Menteri Keuangan menyoroti isu klasik terkait rendahnya pendapatan guru dan dosen di Indonesia. Hal ini menjadi perhatian serius dalam pengelolaan keuangan negara.
Sri Mulyani menyatakan bahwa anggapan gaji guru dan dosen yang kurang memadai merupakan tantangan nyata bagi keuangan negara. Kondisi ini memicu pertanyaan mendasar mengenai sumber pendanaan profesi mulia ini.

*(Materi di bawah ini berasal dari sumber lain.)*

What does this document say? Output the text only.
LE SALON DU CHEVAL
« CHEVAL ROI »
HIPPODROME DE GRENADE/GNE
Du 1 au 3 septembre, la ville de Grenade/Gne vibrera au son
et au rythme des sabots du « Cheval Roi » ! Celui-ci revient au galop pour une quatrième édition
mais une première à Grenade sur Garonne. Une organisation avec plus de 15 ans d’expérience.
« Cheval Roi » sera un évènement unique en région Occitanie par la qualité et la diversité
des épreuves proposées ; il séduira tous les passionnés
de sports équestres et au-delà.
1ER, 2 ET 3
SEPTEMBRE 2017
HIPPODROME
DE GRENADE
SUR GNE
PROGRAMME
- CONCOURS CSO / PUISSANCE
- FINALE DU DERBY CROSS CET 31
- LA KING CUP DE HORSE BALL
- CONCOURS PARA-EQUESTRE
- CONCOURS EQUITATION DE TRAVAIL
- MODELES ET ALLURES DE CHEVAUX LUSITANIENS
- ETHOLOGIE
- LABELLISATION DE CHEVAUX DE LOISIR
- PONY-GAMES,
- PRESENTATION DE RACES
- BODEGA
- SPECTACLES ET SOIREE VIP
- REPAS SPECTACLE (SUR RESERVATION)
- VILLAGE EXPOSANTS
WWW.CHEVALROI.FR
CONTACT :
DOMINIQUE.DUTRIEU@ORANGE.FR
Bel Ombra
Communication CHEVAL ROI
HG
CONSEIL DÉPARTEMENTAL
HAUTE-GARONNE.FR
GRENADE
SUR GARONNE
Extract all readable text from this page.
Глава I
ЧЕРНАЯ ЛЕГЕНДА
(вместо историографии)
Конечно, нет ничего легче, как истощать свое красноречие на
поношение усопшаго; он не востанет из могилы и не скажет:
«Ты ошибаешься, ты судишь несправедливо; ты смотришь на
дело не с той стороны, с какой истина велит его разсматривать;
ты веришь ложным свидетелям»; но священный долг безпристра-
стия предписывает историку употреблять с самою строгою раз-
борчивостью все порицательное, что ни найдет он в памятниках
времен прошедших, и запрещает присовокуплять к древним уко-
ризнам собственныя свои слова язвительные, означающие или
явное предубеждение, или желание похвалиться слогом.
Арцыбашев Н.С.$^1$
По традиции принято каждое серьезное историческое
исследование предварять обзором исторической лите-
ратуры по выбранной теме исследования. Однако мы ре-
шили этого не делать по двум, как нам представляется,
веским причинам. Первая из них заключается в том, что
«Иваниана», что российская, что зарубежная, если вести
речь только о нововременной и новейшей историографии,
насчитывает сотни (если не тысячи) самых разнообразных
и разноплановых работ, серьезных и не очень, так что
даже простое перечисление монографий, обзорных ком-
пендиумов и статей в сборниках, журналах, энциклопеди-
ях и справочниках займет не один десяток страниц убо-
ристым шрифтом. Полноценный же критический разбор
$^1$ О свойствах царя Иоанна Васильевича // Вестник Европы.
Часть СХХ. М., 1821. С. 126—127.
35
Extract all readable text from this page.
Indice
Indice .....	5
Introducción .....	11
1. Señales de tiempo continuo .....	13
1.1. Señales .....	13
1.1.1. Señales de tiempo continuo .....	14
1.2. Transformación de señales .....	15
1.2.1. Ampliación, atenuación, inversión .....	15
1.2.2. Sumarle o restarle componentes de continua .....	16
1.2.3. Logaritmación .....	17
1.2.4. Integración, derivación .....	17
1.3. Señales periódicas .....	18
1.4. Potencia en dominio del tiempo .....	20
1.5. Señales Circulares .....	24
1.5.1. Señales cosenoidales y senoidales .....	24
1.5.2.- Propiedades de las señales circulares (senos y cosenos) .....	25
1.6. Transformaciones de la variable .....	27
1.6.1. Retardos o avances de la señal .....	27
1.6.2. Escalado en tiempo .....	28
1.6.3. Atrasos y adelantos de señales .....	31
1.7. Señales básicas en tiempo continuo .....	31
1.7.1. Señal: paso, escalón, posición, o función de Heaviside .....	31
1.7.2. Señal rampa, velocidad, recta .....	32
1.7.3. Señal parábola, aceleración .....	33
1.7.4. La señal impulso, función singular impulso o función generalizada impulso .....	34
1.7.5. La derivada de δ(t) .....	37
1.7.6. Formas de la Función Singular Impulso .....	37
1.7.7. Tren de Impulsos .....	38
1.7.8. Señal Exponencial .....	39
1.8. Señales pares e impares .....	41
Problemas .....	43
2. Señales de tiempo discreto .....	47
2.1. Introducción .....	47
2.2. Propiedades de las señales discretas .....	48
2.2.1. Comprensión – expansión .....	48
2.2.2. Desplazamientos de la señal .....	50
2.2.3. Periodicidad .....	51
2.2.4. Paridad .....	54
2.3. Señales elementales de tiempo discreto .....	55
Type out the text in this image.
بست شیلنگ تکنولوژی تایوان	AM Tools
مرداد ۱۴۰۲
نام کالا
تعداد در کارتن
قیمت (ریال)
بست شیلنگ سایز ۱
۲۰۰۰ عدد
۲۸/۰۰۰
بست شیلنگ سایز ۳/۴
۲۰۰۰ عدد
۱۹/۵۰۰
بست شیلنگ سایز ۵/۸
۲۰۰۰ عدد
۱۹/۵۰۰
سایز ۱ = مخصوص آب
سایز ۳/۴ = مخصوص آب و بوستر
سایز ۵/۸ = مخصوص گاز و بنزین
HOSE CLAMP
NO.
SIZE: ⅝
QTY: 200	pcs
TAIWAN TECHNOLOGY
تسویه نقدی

Apakah seluruhnya harus bergantung pada anggaran negara, ataukah ada potensi partisipasi dari elemen masyarakat lain?
Pada tahun 2025, pemerintah mengalokasikan anggaran pendidikan sebesar Rp 724,3 triliun, jumlah yang setara dengan 20% dari APBN. Alokasi jumbo ini bertujuan untuk membiayai berbagai program strategis, meliputi:
- Kartu Indonesia Pintar (KIP) Kuliah bagi 1,1 juta mahasiswa
- Program Indonesia Pintar (PIP) bagi 20,4 juta siswa
- BOS untuk 9,1 juta siswa
- Bantuan Operasional Perguruan Tinggi Negeri (BOPTN) bagi 197 perguruan tinggi negeri
- Beasiswa Lembaga Pengelola Dana Pendidikan (LPDP)
- Digitalisasi pembelajaran
- Tunjangan Profesi Guru (TPG) non PNS bagi 477,7 ribu guru
- Sertifikasi 666,9 ribu guru
- Pembangunan dan rehabilitasi 22 ribu sekolah
- Program Makan Bergizi Gratis (MBG)
Secara garis besar, anggaran pendidikan terbagi ke dalam tiga klaster utama. Pertama, anggaran yang menyasar langsung manfaat bagi siswa hingga mahasiswa. Kedua, belanja untuk guru dan dosen, mencakup gaji hingga tunjangan kinerja. Ketiga, anggaran yang dialokasikan untuk peningkatan sarana dan prasarana pendidikan.